Acid or alkali in contact with eye.

Corneal foreign body

  • Any foreign body penetration of the cornea or retained foreign body.
  • Foreign body is not completely removed.
  • Underlying surface defect is opaque and indicative of an abscess.
  • Persistent epithelial defect (i.e. significant or minimal improvement within 48 hours).
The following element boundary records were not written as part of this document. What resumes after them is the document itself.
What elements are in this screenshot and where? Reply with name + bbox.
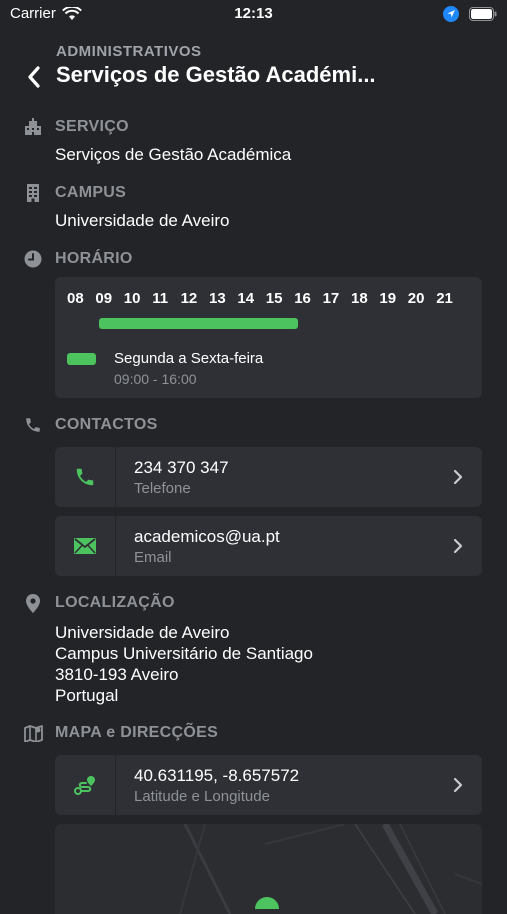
section-campus: CAMPUS [22,183,126,203]
coordinates-row[interactable]: 40.631195, -8.657572 Latitude e Longitud… [55,755,482,815]
contact-phone-row[interactable]: 234 370 347 Telefone [55,447,482,507]
section-contactos: CONTACTOS [22,415,158,435]
route-icon-box [55,755,116,815]
phone-icon [22,415,44,435]
phone-icon [76,468,94,486]
phone-type-label: Telefone [134,480,191,497]
status-bar: Carrier 12:13 [0,0,507,30]
address-line: Portugal [55,686,119,705]
page-title: Serviços de Gestão Académi... [56,62,376,87]
schedule-hours: 09:00 - 16:00 [114,371,197,387]
campus-label: CAMPUS [55,184,127,201]
open-hours-bar [99,318,299,329]
location-arrow-icon [443,6,459,22]
hour-label: 09 [95,290,113,307]
address-line: 3810-193 Aveiro [55,665,179,684]
hour-label: 16 [294,290,311,307]
address-line: Universidade de Aveiro [55,623,230,642]
address-block: Universidade de Aveiro Campus Universitá… [55,622,313,706]
chevron-right-icon [453,538,463,554]
email-address: academicos@ua.pt [134,527,280,546]
address-line: Campus Universitário de Santiago [55,644,313,663]
hour-label: 20 [407,290,425,307]
section-mapa: MAPA e DIRECÇÕES [22,723,218,743]
hour-label: 14 [237,290,255,307]
hour-label: 17 [322,290,340,307]
route-icon [74,776,95,795]
back-chevron-icon[interactable] [22,62,48,92]
navigation-bar: ADMINISTRATIVOS Serviços de Gestão Acadé… [0,40,507,100]
schedule-card: 08 09 10 11 12 13 14 15 16 17 18 19 20 21 Segunda a S… [55,277,482,398]
chevron-right-icon [453,469,463,485]
campus-building-icon [22,183,44,203]
hour-label: 15 [265,290,283,307]
email-type-label: Email [134,549,172,566]
localizacao-label: LOCALIZAÇÃO [55,594,175,611]
section-localizacao: LOCALIZAÇÃO [22,593,175,613]
servico-value: Serviços de Gestão Académica [55,145,292,164]
legend-swatch [67,353,96,365]
hour-label: 18 [351,290,368,307]
hour-label: 12 [180,290,198,307]
section-servico: SERVIÇO [22,117,129,137]
status-bar-right [443,6,497,22]
hour-label: 19 [379,290,397,307]
schedule-days: Segunda a Sexta-feira [114,350,264,367]
hour-label: 08 [67,290,84,307]
map-icon [22,723,44,743]
phone-number: 234 370 347 [134,458,229,477]
mail-icon-box [55,516,116,576]
coordinates-label: Latitude e Longitude [134,788,270,805]
mail-icon [74,538,96,554]
hour-label: 13 [209,290,226,307]
chevron-right-icon [453,777,463,793]
clock-icon [22,249,44,269]
hour-label: 21 [436,290,453,307]
location-pin-icon [22,593,44,613]
map-marker-icon [255,897,279,909]
building-icon [22,117,44,137]
hour-label: 10 [123,290,141,307]
battery-icon [469,7,497,21]
section-horario: HORÁRIO [22,249,133,269]
campus-value: Universidade de Aveiro [55,211,230,230]
horario-label: HORÁRIO [55,250,133,267]
contact-email-row[interactable]: academicos@ua.pt Email [55,516,482,576]
page-category: ADMINISTRATIVOS [56,43,202,60]
coordinates-value: 40.631195, -8.657572 [134,766,300,785]
map-view[interactable] [55,824,482,914]
status-time: 12:13 [234,5,273,22]
servico-label: SERVIÇO [55,118,129,135]
contactos-label: CONTACTOS [55,416,158,433]
hour-label: 11 [152,290,169,307]
hours-row: 08 09 10 11 12 13 14 15 16 17 18 19 20 21 [67,290,467,310]
mapa-label: MAPA e DIRECÇÕES [55,724,219,741]
phone-icon-box [55,447,116,507]
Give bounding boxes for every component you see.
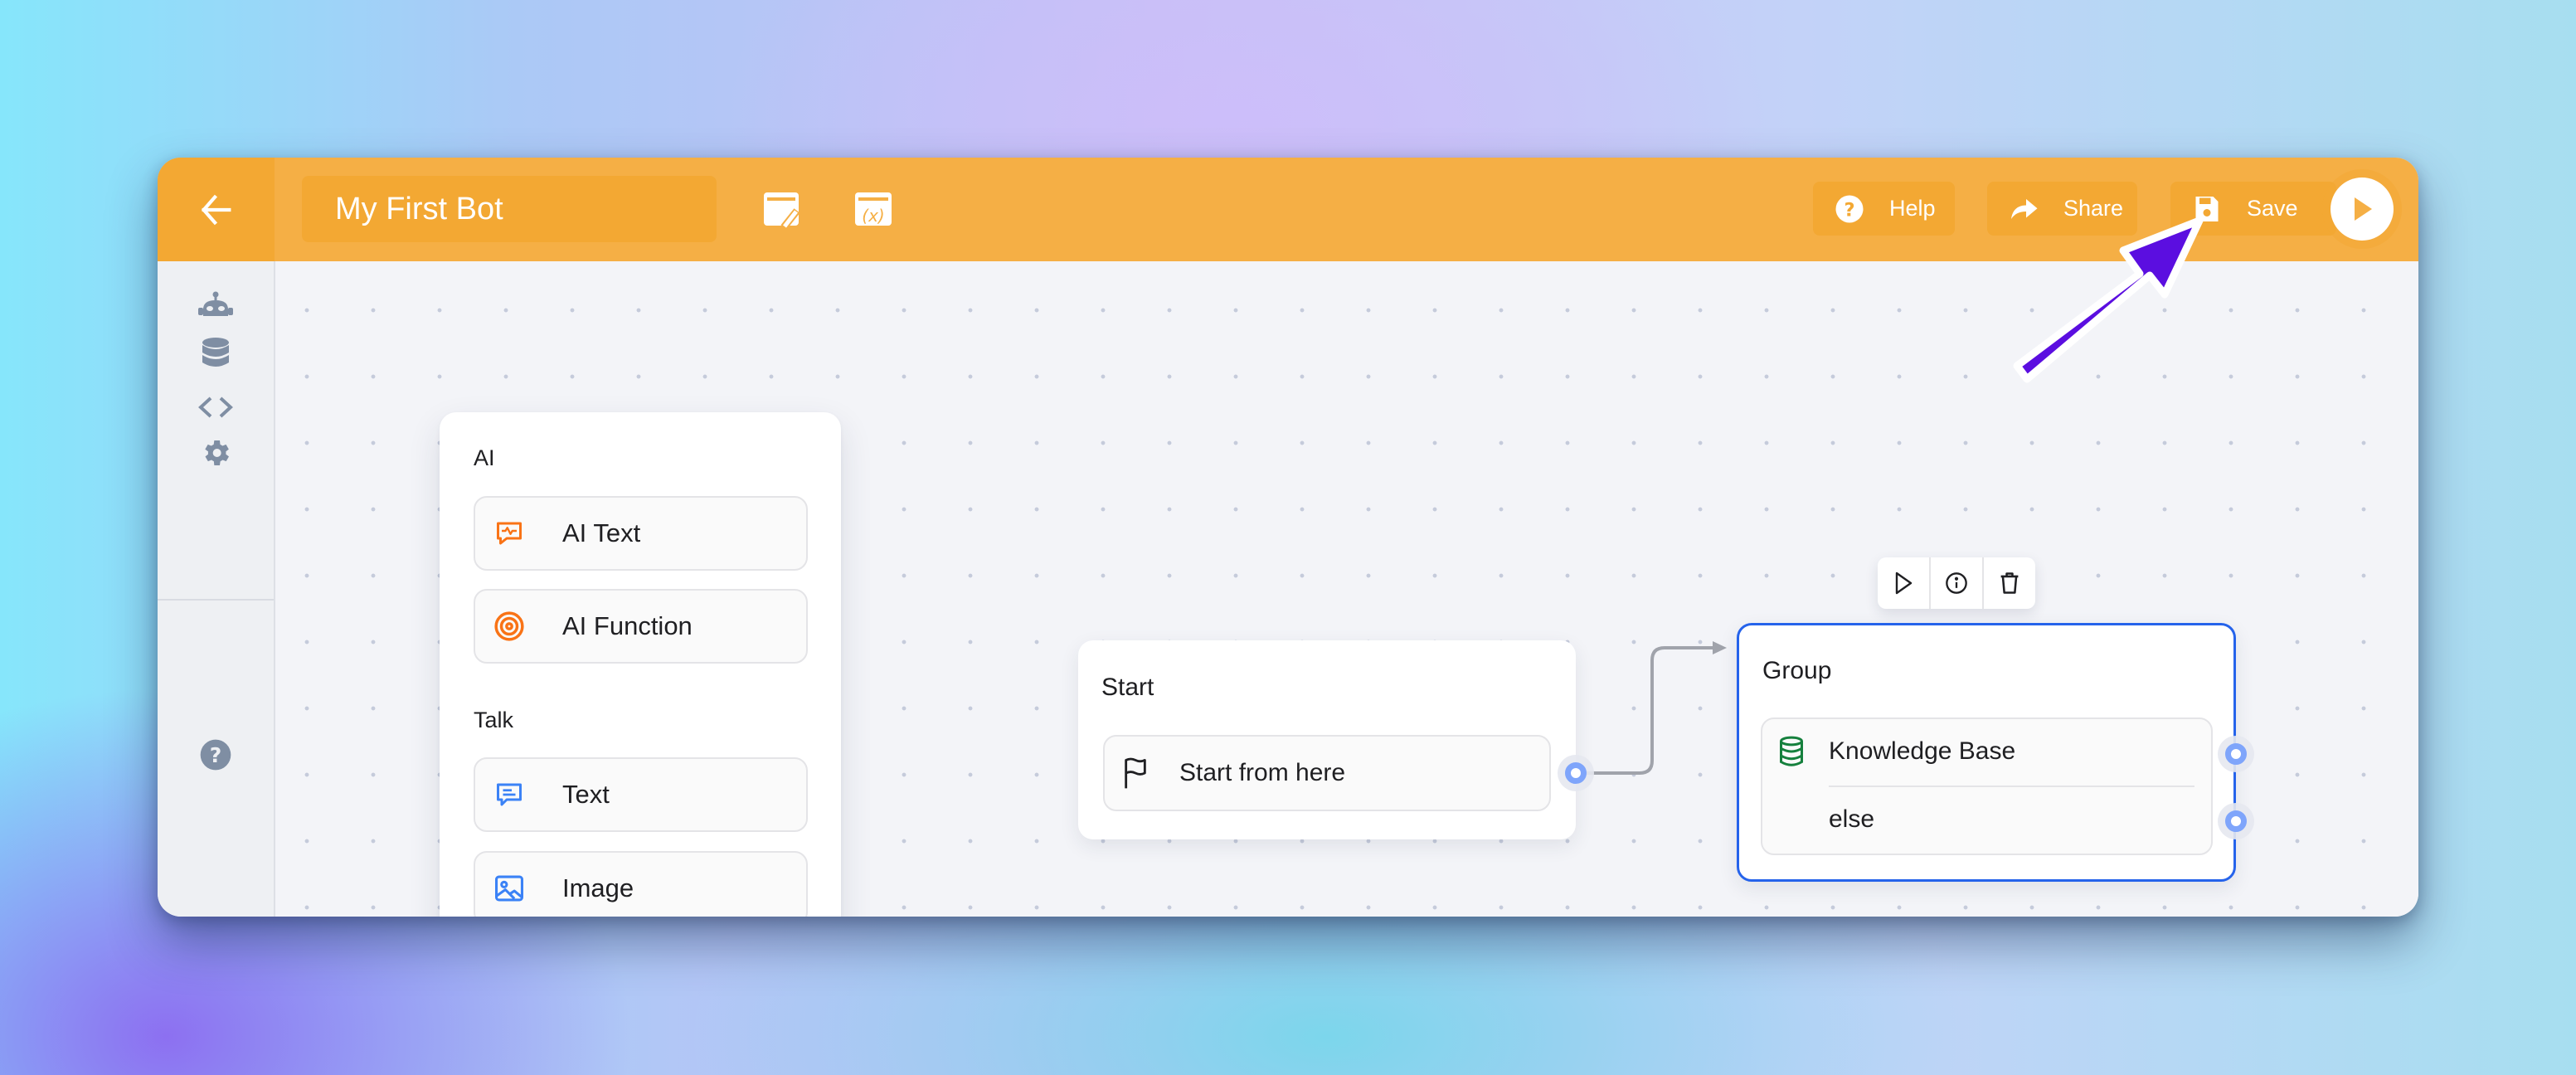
- palette-item-ai-function[interactable]: AI Function: [474, 589, 808, 664]
- share-arrow-icon: [2009, 194, 2039, 224]
- knowledge-base-block[interactable]: Knowledge Base else: [1761, 717, 2213, 855]
- back-button[interactable]: [158, 158, 275, 261]
- connector-arrowhead: [1713, 641, 1727, 654]
- group-node-toolbar: [1878, 557, 2035, 609]
- group-node[interactable]: Group Knowledge Base else: [1737, 623, 2247, 882]
- palette-item-ai-text[interactable]: AI Text: [474, 496, 808, 571]
- share-label: Share: [2063, 196, 2124, 221]
- else-label: else: [1829, 805, 1875, 833]
- question-circle-icon: ?: [200, 739, 231, 771]
- run-bot-button[interactable]: [2331, 178, 2394, 241]
- start-node-title: Start: [1101, 674, 1154, 701]
- gear-icon: [205, 440, 229, 465]
- bot-name-input[interactable]: My First Bot: [302, 176, 717, 242]
- help-label: Help: [1889, 196, 1936, 221]
- svg-text:?: ?: [1844, 199, 1854, 221]
- sidebar-item-help[interactable]: ?: [158, 722, 274, 788]
- question-circle-icon: ?: [1835, 194, 1864, 224]
- flag-icon: [1125, 757, 1146, 789]
- knowledge-base-output-handle[interactable]: [2225, 743, 2247, 765]
- top-header: My First Bot (x) ? Help Share Save: [158, 158, 2418, 261]
- palette-item-label: AI Text: [562, 518, 641, 547]
- else-output-handle[interactable]: [2225, 810, 2247, 832]
- left-sidebar: ?: [158, 261, 275, 917]
- share-button[interactable]: Share: [1987, 182, 2137, 236]
- info-icon: [1946, 572, 1967, 594]
- play-icon: [1895, 572, 1913, 595]
- flow-canvas[interactable]: AI AI Text AI Function Talk Text Image S…: [275, 261, 2418, 917]
- floppy-disk-icon: [2192, 194, 2222, 224]
- palette-item-image[interactable]: Image: [474, 851, 808, 917]
- save-button[interactable]: Save: [2170, 182, 2336, 236]
- start-node[interactable]: Start Start from here: [1078, 640, 1587, 839]
- group-node-title: Group: [1762, 657, 1832, 684]
- palette-item-text[interactable]: Text: [474, 757, 808, 832]
- app-window: My First Bot (x) ? Help Share Save ? AI …: [158, 158, 2418, 917]
- sidebar-divider: [158, 599, 274, 601]
- palette-item-label: AI Function: [562, 611, 693, 640]
- svg-text:?: ?: [210, 743, 222, 767]
- sidebar-item-settings[interactable]: [158, 420, 274, 486]
- edit-page-button[interactable]: [762, 189, 804, 231]
- robot-icon: [198, 291, 233, 316]
- help-button[interactable]: ? Help: [1813, 182, 1955, 236]
- code-icon: [198, 396, 233, 418]
- target-icon: [493, 610, 525, 642]
- group-info-button[interactable]: [1931, 557, 1984, 609]
- palette-heading-talk: Talk: [474, 708, 514, 732]
- svg-text:(x): (x): [862, 206, 884, 226]
- message-icon: [493, 779, 525, 810]
- edit-page-icon: [764, 192, 800, 230]
- database-icon: [1780, 736, 1803, 766]
- delete-group-button[interactable]: [1984, 557, 2035, 609]
- start-output-handle[interactable]: [1565, 762, 1587, 784]
- variables-icon: (x): [855, 192, 892, 226]
- run-group-button[interactable]: [1878, 557, 1931, 609]
- block-palette: AI AI Text AI Function Talk Text Image: [440, 412, 841, 917]
- play-icon: [2355, 197, 2372, 221]
- arrow-left-icon: [201, 194, 231, 225]
- ai-text-icon: [493, 518, 525, 549]
- knowledge-base-label: Knowledge Base: [1829, 737, 2016, 765]
- database-icon: [202, 338, 229, 367]
- palette-heading-ai: AI: [474, 445, 495, 470]
- start-block[interactable]: Start from here: [1103, 735, 1551, 811]
- start-block-label: Start from here: [1179, 759, 1346, 786]
- image-icon: [493, 873, 525, 904]
- palette-item-label: Text: [562, 780, 610, 809]
- trash-icon: [2000, 572, 2019, 594]
- palette-item-label: Image: [562, 873, 634, 902]
- bot-name-text: My First Bot: [335, 191, 503, 226]
- block-divider: [1829, 786, 2194, 787]
- variables-button[interactable]: (x): [853, 189, 895, 231]
- save-label: Save: [2247, 196, 2298, 221]
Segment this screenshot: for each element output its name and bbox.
Lid lacerations and infections

  • Eyelid laceration is associated with ocular trauma requiring surgery (e.g. ruptured globe, intraorbital foreign body).
  • Laceration position is nasal to either the upper or lower eyelid punctum.
  • Extensive tissue loss or distortion of the anatomy.
  • Full thickness laceration.
  • Laceration involves the lid margin.
  • Suspected pre-septal or orbital cellulitis.

Ocular and orbital trauma

  • All penetrating trauma.
  • Reduced ocular movements.
  • Findings are suggestive of intraocular haemorrhage, ruptured globe or orbital wall fracture.

Optic nerve head swelling

  • Optic nerve head swelling with neurological signs or symptoms, vision change and/or headache.
  • Optic nerve head swelling with retinal haemorrhages or exudates.

Ptosis

  • Sudden onset ptosis with or without diplopia.
  • Ptosis with other neurological signs.
  • Ptosis with anisocoria (unequal pupil size).

Adult conditions

Age-related macular degeneration

  • Sudden loss of vision.
  • New onset of reduced central vision and/or distortion due to wet age-related macular degeneration (AMD).
  • New fluid on a macular optical coherence tomography (OCT) scan consistent with wet AMD.

Cataracts

  • Recent cataract surgery with increasing pain, redness, blurring or flashes/floaters.
  • Acute angle closure.

Diabetic retinopathy

  • Sudden loss of vision.
  • Proliferative Diabetic Retinopathy (PDR).
  • Vitreous haemorrhage.
  • Severe non-proliferative diabetic retinopathy (NPDR) in pregnancy.
  • Centre-involving macular oedema in pregnancy.
  • Retinal detachment.

Glaucoma

  • Acute angle closure crisis.
  • Acute painful eye with sudden loss of vision.
  • Intraocular pressure (IOP) > 35 mmHg.
  • Red and painful eye with history of glaucoma drainage surgery.

Paediatric conditions

Anisocoria (unequal pupil size)

Acute onset anisocoria (unequal pupil size) with or without neurological signs.

Cataracts

  • New cataract for aged < 3 years.
  • Cataract with red eye.
  • Cataract with nystagmus.
  • Cataract with congenital glaucoma.

Congenital glaucoma

  • Big eye(s) (horizontal corneal diameter > 12mm).
  • Cloudy cornea.
  • Photosensitivity with tearing.

Reduced visual acuity

Sudden and/or severe vision loss in a child.

Strabismus or ocular motility disorder

  • Sudden onset strabismus (squint) with diplopia.
  • Suspicion of nerve palsy with other cranial nerve and/or neurological signs.
  • Abnormal red reflex or lack of visual response.